3 wire RTDs

[Walkerok]

I have a system using a V570 and the V200-18-E6B. I have a customer that is strongly resisting 3 wire RTDs. (they have a large inventory of 2 wire 100 Ohm RTD sensors). This is a repeating customer so I can not ignor their desires. I understand that it is Unitronics position that a 3 wire RTD should be used and that a 2 wire can be used but the accuracy will suffer. What is the difinition of suffer ? .5 - 1 degrees C, or wildly wrong values.

I have used a huge quntity of 2 wire RTDs over the years, and to be blunt, I had never used a 3 wire RTD until Unitronics demanded it. Overs hundreds of projects I have never had issues, but admittedly I have always used 1000 Ohm platinums with .385 alpha and not 100 Ohm sensors and maybe this makes all of the difference in the world? Unitronics is the first piece of equipment I have ever seen to emphatically insist on 3 wire sensors only.

Looking into the inner wiring of RTDs, the only difference between a 2 wire and 3 wire is a fixed resistance on the 3rd wire to mitigate variations due to wire length and ambient temperatures affecting resitivity of the connection wiring. Can I add a fixed risistive ciruit between T+ and where the 3rd wire would connect to mitigate ill affects? Granted I may need to make a permeneant offset on screen and in the program comparisons if adding the exterior fixed resistance but that would be acceptable if that is what is required. If I keep my wiring distances less than 30 feet can I affectively accept the 2 wire version with just a jumper between T+ and where the 3rd wire would land without causing bad things to ensue?

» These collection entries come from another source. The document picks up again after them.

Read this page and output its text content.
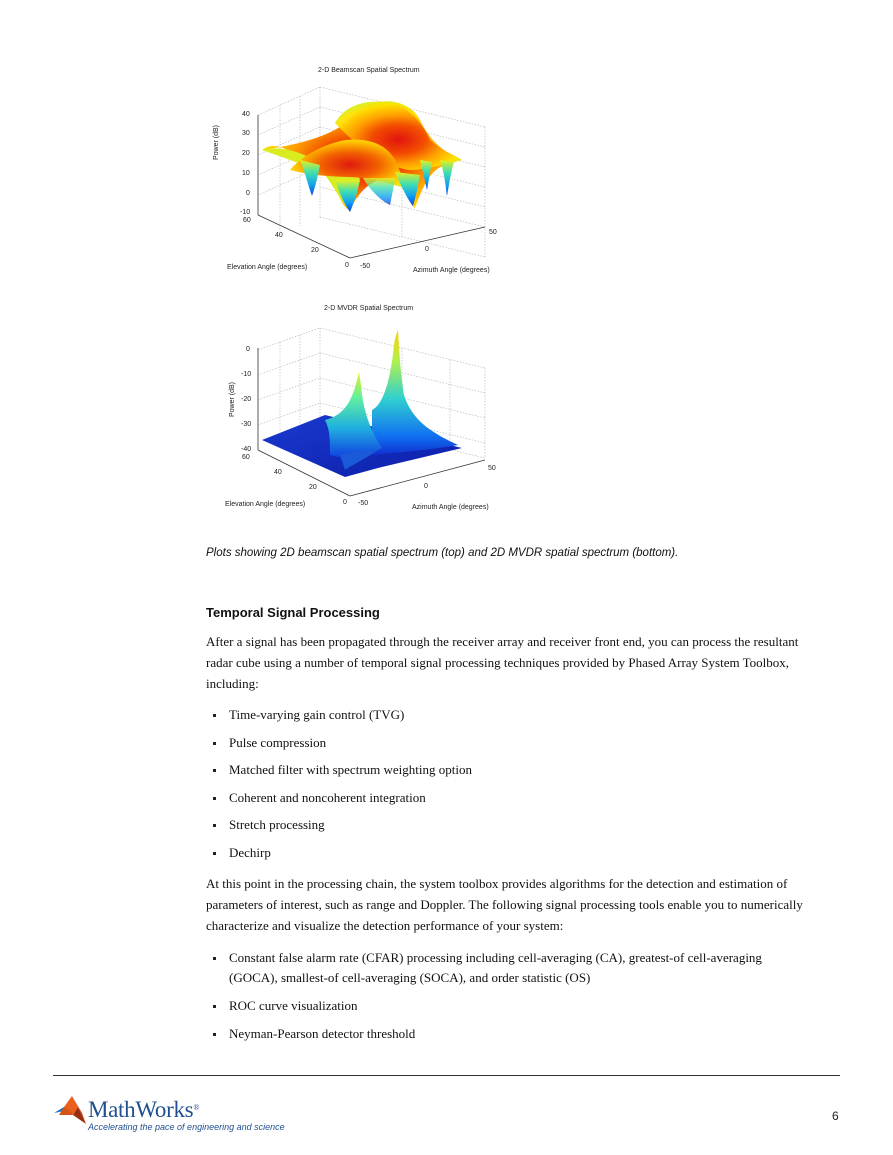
2-D Beamscan Spatial Spectrum
Power (dB)
40
30
20
10
0
-10
60
40
20
0 -50
0
50
Elevation Angle (degrees)	Azimuth Angle (degrees)
2-D MVDR Spatial Spectrum
Power (dB)
0
-10
-20
-30
-40
60
40
20
0 -50
0
50
Elevation Angle (degrees)	Azimuth Angle (degrees)
Plots showing 2D beamscan spatial spectrum (top) and 2D MVDR spatial spectrum (bottom).
Temporal Signal Processing
After a signal has been propagated through the receiver array and receiver front end, you can process the resultant radar cube using a number of temporal signal processing techniques provided by Phased Array System Toolbox, including:
Time-varying gain control (TVG)
Pulse compression
Matched filter with spectrum weighting option
Coherent and noncoherent integration
Stretch processing
Dechirp
At this point in the processing chain, the system toolbox provides algorithms for the detection and estimation of parameters of interest, such as range and Doppler. The following signal processing tools enable you to numerically characterize and visualize the detection performance of your system:
Constant false alarm rate (CFAR) processing including cell-averaging (CA), greatest-of cell-averaging (GOCA), smallest-of cell-averaging (SOCA), and order statistic (OS)
ROC curve visualization
Neyman-Pearson detector threshold
MathWorks®
Accelerating the pace of engineering and science
6
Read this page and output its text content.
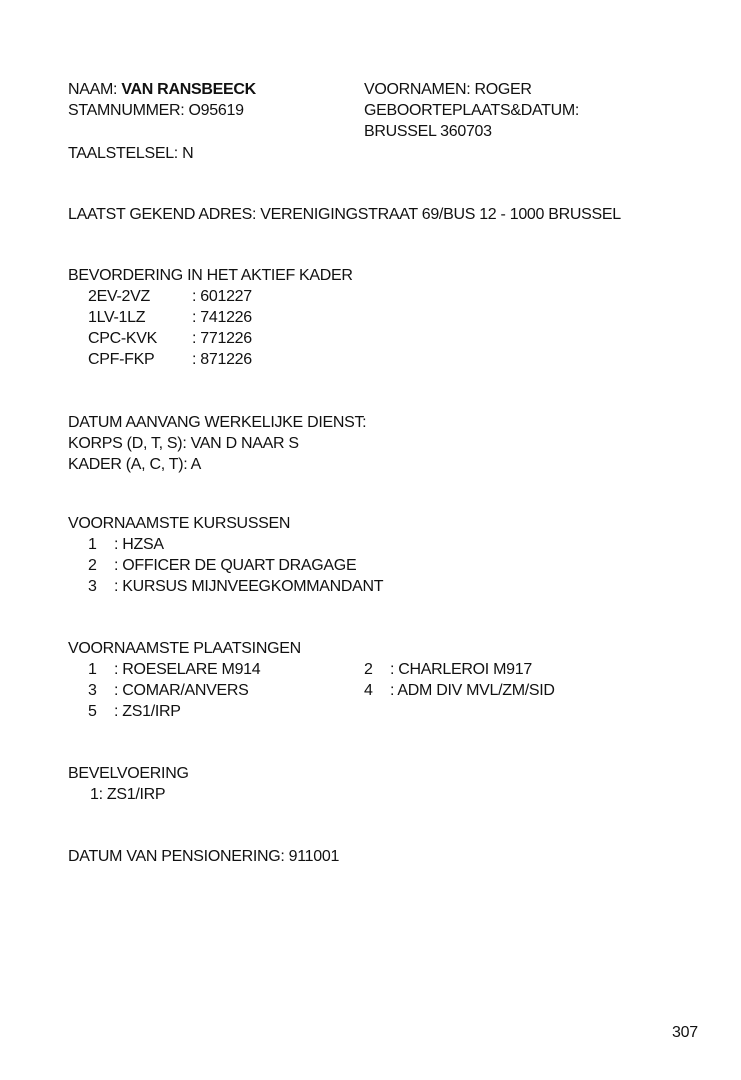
NAAM: VAN RANSBEECK
STAMNUMMER: O95619
TAALSTELSEL: N
VOORNAMEN: ROGER
GEBOORTEPLAATS&DATUM:
BRUSSEL 360703
LAATST GEKEND ADRES: VERENIGINGSTRAAT 69/BUS 12 - 1000 BRUSSEL
BEVORDERING IN HET AKTIEF KADER
2EV-2VZ	: 601227
1LV-1LZ	: 741226
CPC-KVK	: 771226
CPF-FKP	: 871226
DATUM AANVANG WERKELIJKE DIENST:
KORPS (D, T, S): VAN D NAAR S
KADER (A, C, T): A
VOORNAAMSTE KURSUSSEN
1	: HZSA
2	: OFFICER DE QUART DRAGAGE
3	: KURSUS MIJNVEEGKOMMANDANT
VOORNAAMSTE PLAATSINGEN
1	: ROESELARE M914
3	: COMAR/ANVERS
5	: ZS1/IRP
2	: CHARLEROI M917
4	: ADM DIV MVL/ZM/SID
BEVELVOERING
1: ZS1/IRP
DATUM VAN PENSIONERING: 911001
307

In this case we are talking about systems that has a high temperature shutdown requirement in the 250 Deg F range and a variation of actual to read values in the +/- 5 Deg F will not negatively affect the operation of the equipment.

Thank you in advance

Keith

[Joe Tauser]

You can put a jumper on the module between one of the sensor wires and the third connection. It will be OK.

Here's the long answer-

Let's assume the RTD sensor leads are 24 AWG, which has a resistance of 0.025 ohms/ft at 20 C. For 30 feet, you'll be inducing a constant error of 0.75 ohms.

A standard DIN 100 ohm RTDs resistance can be calculated by R = 100(1 + (0.385 * T), where T is in degrees C and T > 0. Since your "third wire" is a jumper with a resistance of effectively zero, the module's circuitry will always translate the higher resistance as 0.75 / 0.385 = 1.94 degrees high.

The lead resistance will change slightly as the wire gets hotter, but not by much. You may want to Google "24 AWG wire resistance" to get a feel for it so you're going in with your eyes open and your customer understands what's going on.

Joe T.

[Walkerok]

Hi Joe,

Thank you very much that does help. I am thinking..and yes that is dangerous...

If the third wire is that important for 100Ohm RTDs accuracy then whould I improve my situation alot if I made a three wire termination very close to the two wire RDT body. With one connection to the negative side and two connections to the positive side. That way I would only have a few inches of difference between the original positive 2 wire and the sensing leg of the third wire. Or is this line of thinking not worth my time?

Thanks

Keith

[Joe Tauser]

Yes, that would improve your accuracy. In an actual RTD the third wire is connected at the sensing element, so the closer you get to the RTD the better.

Joe T.

[dahnuguy]

conductor resistance is less of an issue with 1000 ohm RTDs as the iwre resistance is small in relation to the whole resistance.

However, I would still prefer to use a 3 wire RTD over a 2 wire RTD.

In addition, I always used a transmitter on all the RTDs I used, and brought a 4-20mA signal from the transmitter back to the PLC.

If the RTD is less than 10 feet away, (mine never were) it's probably never going to be an issue.

Until the RTD opens and you get maximum temperature and the process freaks out. Not common, but I had to be ready for everything working with chemicals.